As much as I would like to write something lovely and poetic for my first blog from Alaska, I’m too overwhelmed with the newness of it to be able to form complete thoughts of my impressions and emotions just yet. This is only my second full day here, and I plan to be here three months—so there’s time for being poetic later.
Right now I just want to shoot out a few of the first thoughts I’ve had about Kotzebue:
It’s small. I knew it would be small (3000+ people). But man, it’s small. Three paved streets.
Kotzebue is very different from the interior of Alaska. There are no trees here. None.
The friends I’m staying with have told me about their friends in Kotzebue for years, so in a way it’s like coming to a place where I already know people. It’s fun to put faces to names.
Tundra is cool. We drove outside of town yesterday and hopped out on the side of the road for me to take a few pictures, and I got to see what the plants look like up close—and I got to walk on tundra for the first time. Spongy and squishy. A little unnerving—literally unstable. Or at least that’s what my feet thought.
24 hours of sunshine only contributes to the totally laid back atmosphere of Alaska. No need to get up early in the morning—it’s not like you’re working against time to get stuff done before the sun goes down.
A few weeks back I tried to get a library card in my hometown and was told I’d have to pay a fee because I wasn’t living in city limits. Yesterday, I walked into the library in Kotzebue, after being in town less than 24 hours, and not having a phone number, street address, or mailing address of my own, and they gave me a library card. I checked out a book right then and there. Again, totally laid back.

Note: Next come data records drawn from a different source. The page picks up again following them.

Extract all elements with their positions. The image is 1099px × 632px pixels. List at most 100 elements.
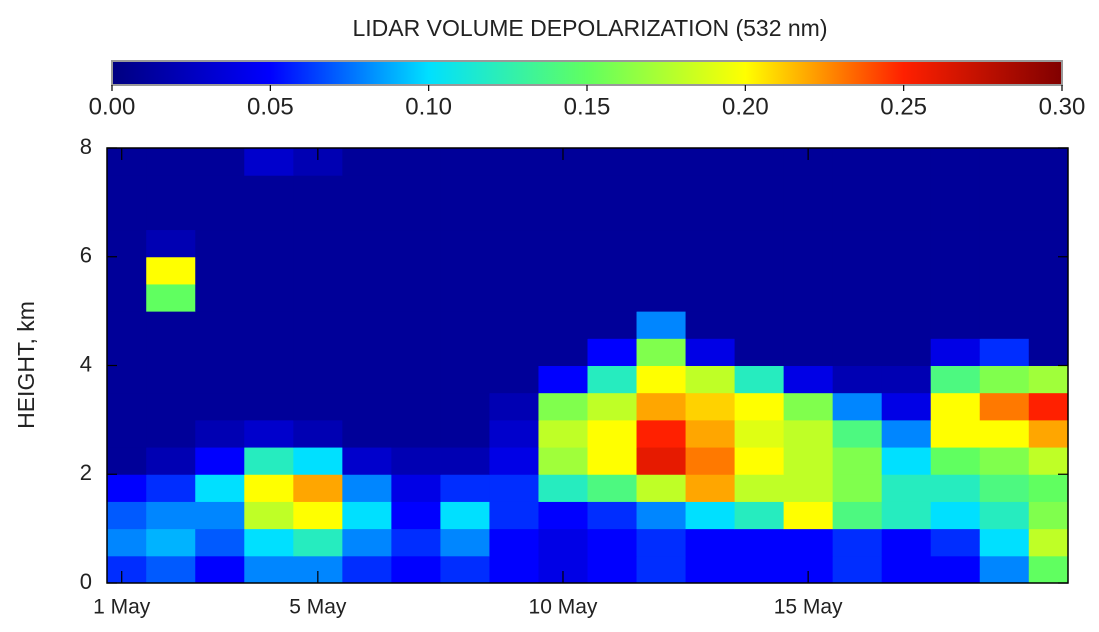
heatmap-cell [440,501,490,530]
heatmap-cell [342,501,392,530]
heatmap-cell [342,175,392,203]
heatmap-cell [783,419,834,448]
heatmap-cell [538,229,588,258]
heatmap-cell [391,555,441,583]
heatmap-cell [107,202,147,231]
heatmap-cell [832,175,883,203]
heatmap-cell [293,365,343,394]
heatmap-cell [636,419,687,448]
heatmap-cell [107,392,147,421]
heatmap-cell [685,256,736,285]
heatmap-cell [734,555,785,583]
heatmap-cell [293,202,343,231]
heatmap-cell [195,474,245,502]
heatmap-cell [587,447,638,475]
heatmap-cell [244,501,294,530]
heatmap-cell [685,555,736,583]
heatmap-cell [930,392,981,421]
colorbar-tick-label: 0.00 [89,93,136,120]
heatmap-cell [489,283,539,312]
heatmap-cell [979,338,1030,366]
heatmap-cell [342,474,392,502]
heatmap-cell [587,256,638,285]
heatmap-cell [440,311,490,339]
heatmap-cell [195,528,245,557]
heatmap-cell [293,447,343,475]
heatmap-cell [489,555,539,583]
heatmap-cell [930,175,981,203]
heatmap-cell [107,256,147,285]
heatmap-cell [685,392,736,421]
heatmap-cell [1028,419,1068,448]
heatmap-cell [979,501,1030,530]
y-tick-label: 6 [80,243,92,268]
heatmap-cell [881,256,932,285]
heatmap-cell [293,528,343,557]
heatmap-cell [489,311,539,339]
heatmap-cell [538,202,588,231]
heatmap-cell [146,474,196,502]
heatmap-cell [107,474,147,502]
heatmap-cell [930,202,981,231]
heatmap-cell [538,392,588,421]
heatmap-cell [587,283,638,312]
heatmap-cell [538,338,588,366]
heatmap-cell [1028,447,1068,475]
heatmap-cell [1028,256,1068,285]
heatmap-cell [685,229,736,258]
heatmap-cell [440,256,490,285]
heatmap-cell [195,283,245,312]
colorbar-tick-label: 0.15 [564,93,611,120]
heatmap-cell [440,338,490,366]
heatmap-cell [440,175,490,203]
heatmap-cell [685,148,736,176]
heatmap-cell [107,175,147,203]
heatmap-cell [195,148,245,176]
heatmap-cell [1028,474,1068,502]
heatmap-cell [244,148,294,176]
heatmap-cell [930,311,981,339]
heatmap-cell [685,175,736,203]
heatmap-cell [734,528,785,557]
heatmap-cell [489,528,539,557]
heatmap-cell [881,447,932,475]
heatmap-cell [195,501,245,530]
heatmap-cell [538,419,588,448]
heatmap-cell [107,148,147,176]
heatmap-cell [342,392,392,421]
heatmap-cell [881,311,932,339]
heatmap-cell [881,555,932,583]
heatmap-cell [107,311,147,339]
heatmap-cell [146,229,196,258]
heatmap-cell [979,419,1030,448]
heatmap-cell [783,365,834,394]
heatmap-cell [146,283,196,312]
heatmap-cell [107,283,147,312]
heatmap-cell [146,528,196,557]
heatmap-cell [587,365,638,394]
heatmap-cell [244,555,294,583]
heatmap-cell [489,365,539,394]
heatmap-cell [685,419,736,448]
heatmap-cell [832,256,883,285]
heatmap-cell [244,202,294,231]
x-tick-label: 5 May [289,596,347,619]
heatmap-cell [391,202,441,231]
heatmap-cell [342,256,392,285]
heatmap-cell [146,175,196,203]
heatmap-cell [293,311,343,339]
heatmap-cell [342,528,392,557]
heatmap-cell [195,419,245,448]
y-tick-label: 2 [80,460,92,485]
heatmap-cell [244,338,294,366]
heatmap-cell [734,311,785,339]
heatmap-cell [685,338,736,366]
heatmap-cell [146,338,196,366]
heatmap-cell [783,338,834,366]
heatmap-cell [244,311,294,339]
heatmap-cell [195,229,245,258]
heatmap-cell [146,365,196,394]
heatmap-cell [391,528,441,557]
heatmap-cell [244,283,294,312]
heatmap-cell [832,148,883,176]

I got used to the laid back way of doing things in rural Asia over the past several years, and being back in the village atmosphere is kind of nice.
Villages are villages anywhere in the world. In a really crazy way, being in Kotzebue reminds me of being in Luang Nam Tha, Laos (except for the part where it’s completely different). The town itself seems about the same size, the streets are laid out in a similar way, and coming to Kotzebue from Texas gave me the same initial feeling as going from heavily populated and built up China to sparsely populated and less developed Laos—this feeling of “goodness, where did all the people go?”
Time will tell how these initial thoughts will change or intensify.
UPDATE: I’ve been around town a little more since that first quick tour on the first day here, and I need to update the number of paved streets – I don’t know how many there are all together, but I noticed that a couple of the side streets are paved as well as the three main streets. But most of them are topped with dusty grey gravel.